Wie viel Weide ist notwendig?
Als ersten Schritt sollte man sich über die Flächen (Zuteilung) Gedanken machen. Hierbei spielen die Nähe zum Stall, Böden sowie eventuell vorhandene Treibwege eine Rolle. Die vorhandenen Weideflächen bestimmen darüber, wie viel bzw. ob zugefüttert werden muss und ob Voll- oder Halbstagsweide Sinn machen.
Pro Hektar Weide können bei Vollweide (Ertrag ca. 70 bis 80 dt/ha) ca. drei Kühe im Mittel der Vegetationsperiode ausreichend versorgt werden. Um das tatsächliche Ertragspotenzial zu bestimmen, muss der mittlere Graszuwachs/Tag über den Vegetationsverlauf bekannt sein.

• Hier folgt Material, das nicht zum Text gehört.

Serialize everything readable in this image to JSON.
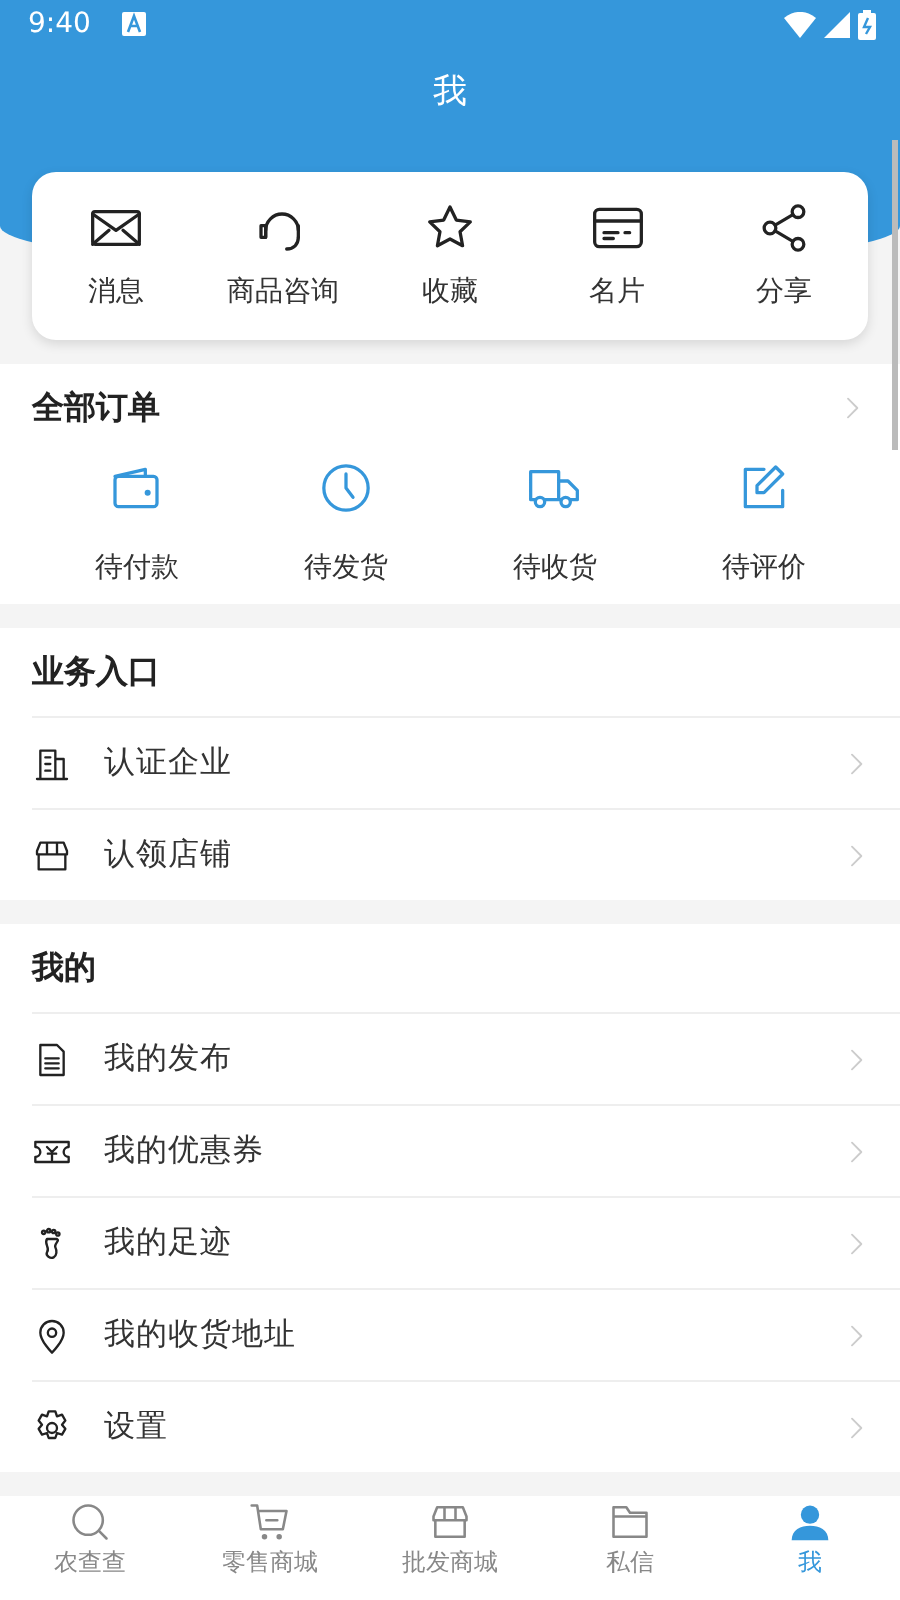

Kombiniert man Vollweide mit einer Herbst-/Winterabkalbung kann der Weideaufwuchs optimal genutzt und Futter-, Energiekosten sowie Arbeitszeit reduziert werden.
Eine Kuh frisst unter Vollweidebedingungen (max. 10 % Trockenmasse aus Grobfutterration im Stall) etwa 15 bis 17 kg TM pro Tag. Je nach Region und Intensität der Düngung wachsen im Frühjahr 70 bis 100 kg TM je ha/Tag. Im Verlauf des Sommers gehen die täglichen Zuwächse auf 45 bis 60 kg zurück. Dementsprechend kann der Tierbesatz gewählt werden. Im Frühjahr z. B. fünf bis sieben Kühe/ha, im Verlauf des Sommers drei bis vier Kühe/ha und im Herbst wird eventuell eine Zufütterung nötig. Steht nicht ausreichend arrondierte Fläche zur Verfügung, muss entsprechend zugefüttert werden.
Geringerer Arbeitsaufwand
Die Bayerische Landesanstalt für Landwirtschaft (LfL) Grub empfiehlt die Beweidung des Aufwuchses im Drei-Blattstadium. Um dies zu erreichen, sollte die Aufwuchshöhe etwa 5 bis 7 cm (inkl. Geilstellen) betragen. Dadurch wird eine Stängelbildung weitgehend verhindert und die Pflanzen verfügen über eine hohe Verdaulichkeit, was sich in hohen Energiegehalten von 6,5 bis über 7,0 MJ NEL/kg TM widerspiegelt. Die Beweidung kann als Umtriebs- oder als Standweide umgesetzt werden. Die Kurzrasenweide als Standweide verbindet die Anforderungen an die Weide am besten. Dies wären dichte, trittfeste Grasnarben, Unkrautunterdrückung, minimale Futterverluste, gleichmäßige Futterqualität und geringer Arbeitsaufwand.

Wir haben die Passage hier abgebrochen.